La protection de la race solognote
Seulement 8 000 euros ont été déboursés pour accueillir ces brebis. Un investissement léger qui s’explique notamment par les caractéristiques de cette race. Reconnaissable à leur pelage châtain roux, elle a failli disparaître. Dans les années 60, il ne restait plus que quatre cents brebis dans toute la France. Un schéma de sauvegarde débute en 1976, et permet à la race de bénéficier de mesures de protection. Grâce à l’installation de nombreux éleveurs qui travaillent en circuit court pour la filière viande, les effectifs ont atteint en 2020 cinq mille têtes.

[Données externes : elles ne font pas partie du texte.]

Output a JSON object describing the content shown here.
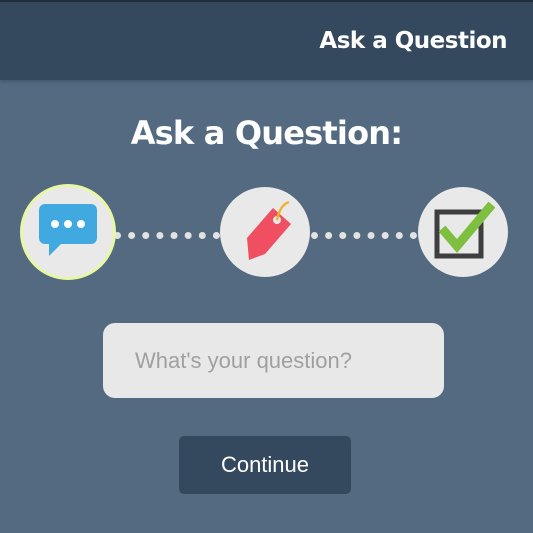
{
  "header": {
    "title": "Ask a Question"
  },
  "main": {
    "heading": "Ask a Question:",
    "steps": [
      {
        "icon": "speech-bubble-icon",
        "active": true
      },
      {
        "icon": "tag-icon",
        "active": false
      },
      {
        "icon": "checkbox-checked-icon",
        "active": false
      }
    ],
    "question_input": {
      "value": "",
      "placeholder": "What's your question?"
    },
    "continue_label": "Continue"
  },
  "colors": {
    "background": "#536a80",
    "header": "#34495e",
    "active_step_ring": "#e8f7a6",
    "speech_bubble": "#3fa9e0",
    "tag": "#ef4f60",
    "check": "#7fbf3f"
  }
}
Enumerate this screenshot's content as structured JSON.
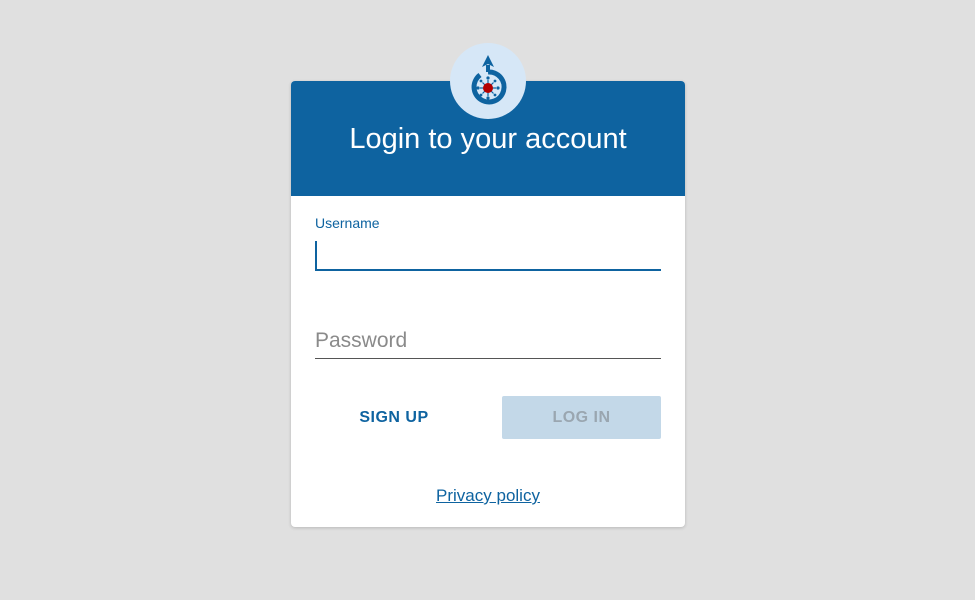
{
  "header": {
    "title": "Login to your account",
    "logo_icon": "wikimedia-commons-logo-icon"
  },
  "form": {
    "username_label": "Username",
    "username_value": "",
    "password_placeholder": "Password",
    "password_value": ""
  },
  "actions": {
    "signup_label": "SIGN UP",
    "login_label": "LOG IN"
  },
  "footer": {
    "privacy_label": "Privacy policy"
  },
  "colors": {
    "background": "#e0e0e0",
    "primary": "#0e63a0",
    "logo_bg": "#d6e7f7",
    "disabled_button_bg": "#c3d8e8",
    "disabled_button_text": "#9aa6b0",
    "logo_center": "#b30000"
  }
}
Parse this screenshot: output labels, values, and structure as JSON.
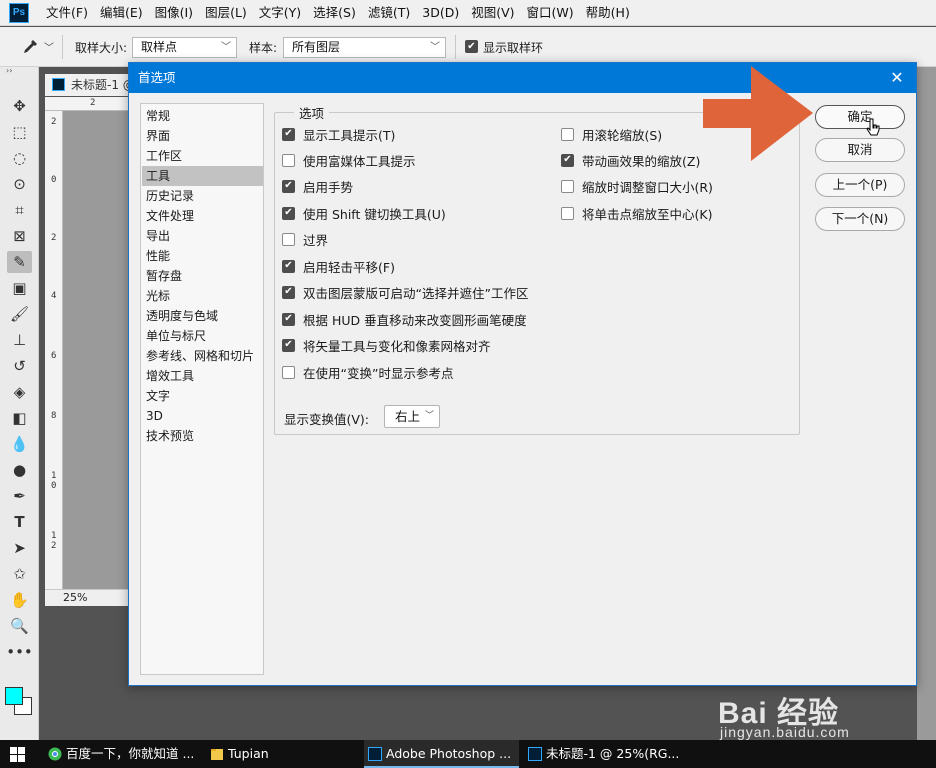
{
  "app": {
    "logo": "Ps",
    "menu": [
      "文件(F)",
      "编辑(E)",
      "图像(I)",
      "图层(L)",
      "文字(Y)",
      "选择(S)",
      "滤镜(T)",
      "3D(D)",
      "视图(V)",
      "窗口(W)",
      "帮助(H)"
    ]
  },
  "options_bar": {
    "tool_icon": "eyedropper-icon",
    "sample_size_label": "取样大小:",
    "sample_size_value": "取样点",
    "sample_label": "样本:",
    "sample_value": "所有图层",
    "show_ring_label": "显示取样环",
    "show_ring_checked": true
  },
  "toolbar": {
    "tools": [
      "move-icon",
      "marquee-icon",
      "lasso-icon",
      "quick-select-icon",
      "crop-icon",
      "frame-icon",
      "eyedropper-icon",
      "healing-icon",
      "brush-icon",
      "stamp-icon",
      "history-brush-icon",
      "eraser-icon",
      "gradient-icon",
      "blur-icon",
      "dodge-icon",
      "pen-icon",
      "type-icon",
      "path-select-icon",
      "shape-icon",
      "hand-icon",
      "zoom-icon",
      "more-icon"
    ],
    "active_tool": "eyedropper-icon",
    "foreground_color": "#00ffff",
    "background_color": "#ffffff"
  },
  "document": {
    "tab_title": "未标题-1 @",
    "zoom": "25%",
    "ruler_top": "2",
    "ruler_left": [
      "2",
      "0",
      "2",
      "4",
      "6",
      "8",
      "1 0",
      "1 2"
    ]
  },
  "dialog": {
    "title": "首选项",
    "close_icon": "close-icon",
    "nav": [
      "常规",
      "界面",
      "工作区",
      "工具",
      "历史记录",
      "文件处理",
      "导出",
      "性能",
      "暂存盘",
      "光标",
      "透明度与色域",
      "单位与标尺",
      "参考线、网格和切片",
      "增效工具",
      "文字",
      "3D",
      "技术预览"
    ],
    "nav_selected": "工具",
    "group_title": "选项",
    "left_options": [
      {
        "label": "显示工具提示(T)",
        "checked": true
      },
      {
        "label": "使用富媒体工具提示",
        "checked": false
      },
      {
        "label": "启用手势",
        "checked": true
      },
      {
        "label": "使用 Shift 键切换工具(U)",
        "checked": true
      },
      {
        "label": "过界",
        "checked": false
      },
      {
        "label": "启用轻击平移(F)",
        "checked": true
      },
      {
        "label": "双击图层蒙版可启动“选择并遮住”工作区",
        "checked": true
      },
      {
        "label": "根据 HUD 垂直移动来改变圆形画笔硬度",
        "checked": true
      },
      {
        "label": "将矢量工具与变化和像素网格对齐",
        "checked": true
      },
      {
        "label": "在使用“变换”时显示参考点",
        "checked": false
      }
    ],
    "right_options": [
      {
        "label": "用滚轮缩放(S)",
        "checked": false
      },
      {
        "label": "带动画效果的缩放(Z)",
        "checked": true
      },
      {
        "label": "缩放时调整窗口大小(R)",
        "checked": false
      },
      {
        "label": "将单击点缩放至中心(K)",
        "checked": false
      }
    ],
    "transform_label": "显示变换值(V):",
    "transform_value": "右上",
    "buttons": {
      "ok": "确定",
      "cancel": "取消",
      "prev": "上一个(P)",
      "next": "下一个(N)"
    }
  },
  "annotation": {
    "arrow_color": "#e0643a"
  },
  "taskbar": {
    "items": [
      {
        "label": "百度一下，你就知道 ...",
        "icon": "chrome-icon"
      },
      {
        "label": "Tupian",
        "icon": "folder-icon"
      },
      {
        "label": "Adobe Photoshop ...",
        "icon": "photoshop-icon"
      },
      {
        "label": "未标题-1 @ 25%(RG...",
        "icon": "photoshop-icon"
      }
    ]
  },
  "watermark": {
    "main": "Bai 经验",
    "sub": "jingyan.baidu.com"
  }
}
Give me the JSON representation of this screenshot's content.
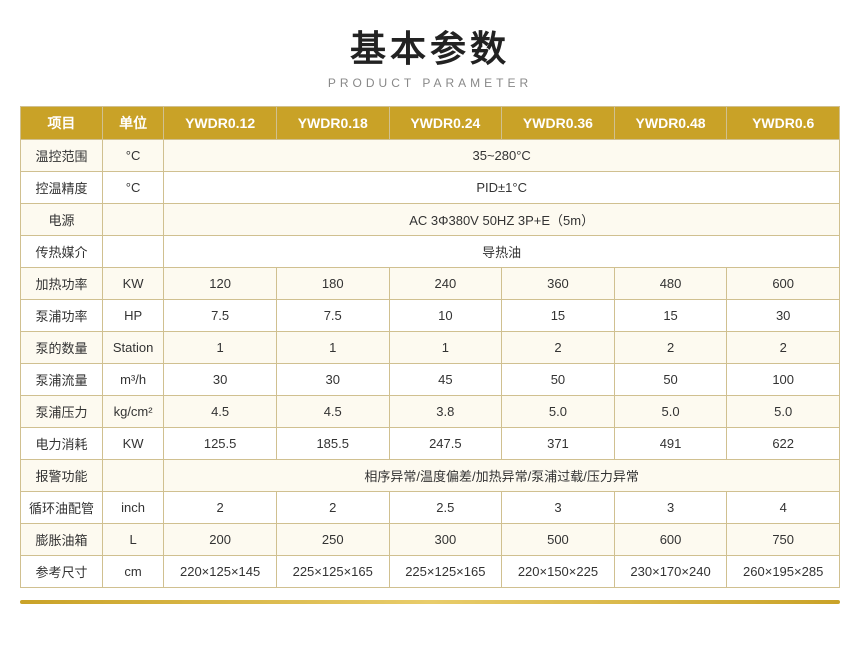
{
  "header": {
    "title": "基本参数",
    "subtitle": "PRODUCT PARAMETER"
  },
  "table": {
    "columns": [
      {
        "key": "item",
        "label": "项目"
      },
      {
        "key": "unit",
        "label": "单位"
      },
      {
        "key": "m1",
        "label": "YWDR0.12"
      },
      {
        "key": "m2",
        "label": "YWDR0.18"
      },
      {
        "key": "m3",
        "label": "YWDR0.24"
      },
      {
        "key": "m4",
        "label": "YWDR0.36"
      },
      {
        "key": "m5",
        "label": "YWDR0.48"
      },
      {
        "key": "m6",
        "label": "YWDR0.6"
      }
    ],
    "rows": [
      {
        "item": "温控范围",
        "unit": "°C",
        "span": "35~280°C"
      },
      {
        "item": "控温精度",
        "unit": "°C",
        "span": "PID±1°C"
      },
      {
        "item": "电源",
        "unit": "",
        "span": "AC 3Φ380V 50HZ 3P+E（5m）"
      },
      {
        "item": "传热媒介",
        "unit": "",
        "span": "导热油"
      },
      {
        "item": "加热功率",
        "unit": "KW",
        "m1": "120",
        "m2": "180",
        "m3": "240",
        "m4": "360",
        "m5": "480",
        "m6": "600"
      },
      {
        "item": "泵浦功率",
        "unit": "HP",
        "m1": "7.5",
        "m2": "7.5",
        "m3": "10",
        "m4": "15",
        "m5": "15",
        "m6": "30"
      },
      {
        "item": "泵的数量",
        "unit": "Station",
        "m1": "1",
        "m2": "1",
        "m3": "1",
        "m4": "2",
        "m5": "2",
        "m6": "2"
      },
      {
        "item": "泵浦流量",
        "unit": "m³/h",
        "m1": "30",
        "m2": "30",
        "m3": "45",
        "m4": "50",
        "m5": "50",
        "m6": "100"
      },
      {
        "item": "泵浦压力",
        "unit": "kg/cm²",
        "m1": "4.5",
        "m2": "4.5",
        "m3": "3.8",
        "m4": "5.0",
        "m5": "5.0",
        "m6": "5.0"
      },
      {
        "item": "电力消耗",
        "unit": "KW",
        "m1": "125.5",
        "m2": "185.5",
        "m3": "247.5",
        "m4": "371",
        "m5": "491",
        "m6": "622"
      },
      {
        "item": "报警功能",
        "unit": "",
        "span": "相序异常/温度偏差/加热异常/泵浦过载/压力异常"
      },
      {
        "item": "循环油配管",
        "unit": "inch",
        "m1": "2",
        "m2": "2",
        "m3": "2.5",
        "m4": "3",
        "m5": "3",
        "m6": "4"
      },
      {
        "item": "膨胀油箱",
        "unit": "L",
        "m1": "200",
        "m2": "250",
        "m3": "300",
        "m4": "500",
        "m5": "600",
        "m6": "750"
      },
      {
        "item": "参考尺寸",
        "unit": "cm",
        "m1": "220×125×145",
        "m2": "225×125×165",
        "m3": "225×125×165",
        "m4": "220×150×225",
        "m5": "230×170×240",
        "m6": "260×195×285"
      }
    ]
  }
}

Aujourd’hui, le Domaine national de Chambord veut participer à la sauvegarde et au développement de la race. Il faut dire que la brebis locale a de nombreuses qualités. Rustique, elle peut vivre toute l’année dehors et s’adapte parfaitement aux sols pauvres et humides de la Sologne. Avec son tempérament vif et curieux, la petite brebis solognote n’a pas peur de marcher dans l’eau contrairement à ses congénères et est plus proche du caractère de la chèvre. Vraiment faites pour entretenir le territoire de la Sologne, elles mangent tout ce qui ligneux : ronces, pousses d’arbres…
À l’origine, la laine de la solognote très chaude a été beaucoup utilisée non loin de là, à Romorantin – Lanthenay, pour confectionner des habits de l’armée. Maintenant, elle a été abandonnée au profit de laine d’autres races sélectionnées comme la race Mérinos.
Je m’engage aux côtés de Kaizen pour un monde de solutions.
Ainsi le domaine national de Chambord souhaite commercialiser uniquement la viande de ces animaux. Dans les prochains mois, une maison d’annelage sera ouverte pour faire découvrir aux visiteurs les agneaux des brebis solognotes. La viande des agneaux sera valorisée pour être vendue et distribuée dans les restaurants du département et dans la boutique du château de Chambord.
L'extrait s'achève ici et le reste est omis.